Ausstellungseröffnung | Wohnmaschine 2.0

„Ist das Kunst oder kann das weg?“

Die Installation „Wohnmaschine 2.0“ ist Teil der Ausstellung „WBS70 – fünfzig Jahre danach. Kunst.off Plattenbau“ der Galerie Kunsthaus Raskolnikow. Die Ausstellungsstücke sind Leihgaben aus den Depots des Dokumentationszentrums Alltagskultur der DDR in Eisenhüttenstadt.

Mit diesem, wenn auch nur leise formulierten Vorurteil, reagierte ich auf die erste Anfrage der Ausstellungsmacher von „WBS70 – fünfzig Jahre danach. Kunst.off Plattenbau“. Alltagsgegenstände der DDR? In einer unserer Wohnungen im DDR-Plattenbau? Wer will das sehen?

Enthusiastische Künstler und engagierte Marketingmitarbeiter überredeten mich, die Bedenken blieben bis zur Ausstellungseröffnung in unserer Genossenschaftswohnung auf der Hainbuchenstraße 10.

Orange Haushaltsgegenstände waren fein säuberlich auf dem Boden ange-ordnet. Ich war überrascht, wie viele Gegenstände es in orange gegeben hat. Und dann kamen die Erinnerungen: Genauso einen orangen Klammerkorb hatten wir und auf genauso einem orangen Töpfchen hatten meine Kinder auch gesessen…. Viele der Ausstellungsstücke werden gerade bei den Gorbitzern vertraute Erinnerungen wecken, leben doch viele bereits seit Jahrzehnten in diesem Stadtteil. Ob die Seifendose oder die Thermoskanne, der Korb für Wäscheklammern oder der unverwüstliche Mixer RG 28 – alle wurden in der DDR designt und gehörten zum Alltag vieler Menschen.

Immer mittwochs 16 Uhr

lädt Kurator Tomasz
Lewandoski zu kurzen,
geführten Besichtigungen ein.

Bitte informieren Sie sich zu aktuellen Öffnungszeiten unter Corona-Bedingungen, auch für
das Jahr 2021, unter:

http://kunstoffplattenbau.de

Der Eintritt ist frei.

In der Ausstellung „Wohnmaschine 2.0“ ordnet der Cottbuser Künstler Martin Maleschka diese Alltagsgegenstände aus der DDR-Zeit als Installation an und ermöglicht so neue Sichtweisen „Durch die unterschiedlichen Formen, Höhen und Maße ergibt sich eine Silhouette, die – stellt man sich den Blick aus einem Flugzeug vor – an eine Stadt aus der Vogelperspektive erinnert.“, so der Künstler.

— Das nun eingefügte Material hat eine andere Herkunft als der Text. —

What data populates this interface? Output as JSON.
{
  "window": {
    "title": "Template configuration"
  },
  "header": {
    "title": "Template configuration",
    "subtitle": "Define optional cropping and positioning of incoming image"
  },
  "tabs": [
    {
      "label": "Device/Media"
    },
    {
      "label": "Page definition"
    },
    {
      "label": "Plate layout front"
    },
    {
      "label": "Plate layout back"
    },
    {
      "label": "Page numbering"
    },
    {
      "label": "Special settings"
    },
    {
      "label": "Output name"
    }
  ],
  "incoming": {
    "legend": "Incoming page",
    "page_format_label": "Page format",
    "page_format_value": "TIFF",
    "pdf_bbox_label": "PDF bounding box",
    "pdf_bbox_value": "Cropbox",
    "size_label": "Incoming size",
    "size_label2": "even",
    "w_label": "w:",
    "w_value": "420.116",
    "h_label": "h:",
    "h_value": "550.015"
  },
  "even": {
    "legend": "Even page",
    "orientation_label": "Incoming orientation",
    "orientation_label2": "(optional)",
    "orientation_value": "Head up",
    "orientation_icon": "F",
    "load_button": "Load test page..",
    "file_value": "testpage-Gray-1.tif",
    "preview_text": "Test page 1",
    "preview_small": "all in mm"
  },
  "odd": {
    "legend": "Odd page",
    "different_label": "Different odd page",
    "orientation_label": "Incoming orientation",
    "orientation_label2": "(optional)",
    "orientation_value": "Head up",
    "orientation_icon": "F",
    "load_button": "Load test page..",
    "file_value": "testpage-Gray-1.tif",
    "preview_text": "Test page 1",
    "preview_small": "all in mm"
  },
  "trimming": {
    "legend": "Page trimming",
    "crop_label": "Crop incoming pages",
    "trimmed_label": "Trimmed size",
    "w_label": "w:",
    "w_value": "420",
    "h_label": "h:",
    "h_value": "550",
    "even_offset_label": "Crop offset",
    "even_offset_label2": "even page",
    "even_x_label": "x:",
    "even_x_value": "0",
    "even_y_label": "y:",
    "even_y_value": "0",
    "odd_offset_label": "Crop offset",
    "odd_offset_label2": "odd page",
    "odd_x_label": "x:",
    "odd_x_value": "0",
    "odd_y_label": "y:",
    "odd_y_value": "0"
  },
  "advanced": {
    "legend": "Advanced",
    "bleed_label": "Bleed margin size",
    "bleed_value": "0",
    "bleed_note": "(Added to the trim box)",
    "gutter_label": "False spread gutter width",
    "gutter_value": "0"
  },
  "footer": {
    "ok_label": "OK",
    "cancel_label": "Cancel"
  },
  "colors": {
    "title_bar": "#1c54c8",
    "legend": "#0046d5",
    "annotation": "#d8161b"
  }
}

Für mich, für uns, für die Mitglieder und Besucher ist die Ausstellung mit Sicherheit eine Bereicherung, blicken die meisten doch mit positiven Erinnerungen auf den Alltag, auf das Wohnen im Plattenbau, auf eine oft schöne Zeit mit der Familie und den Nachbarn. Daher freue ich mich nun sehr, dass wir der Ausstellung mit einem unserer letzten „ostalgischen“ Wohngebäude den passenden Rahmen bieten konnten. Mit dem Gedanken, dass es im Plattenbau nicht nur grau gewesen sein kann, sondern orange und das ziemlich ausgeprägt, verlasse ich die Wohnung.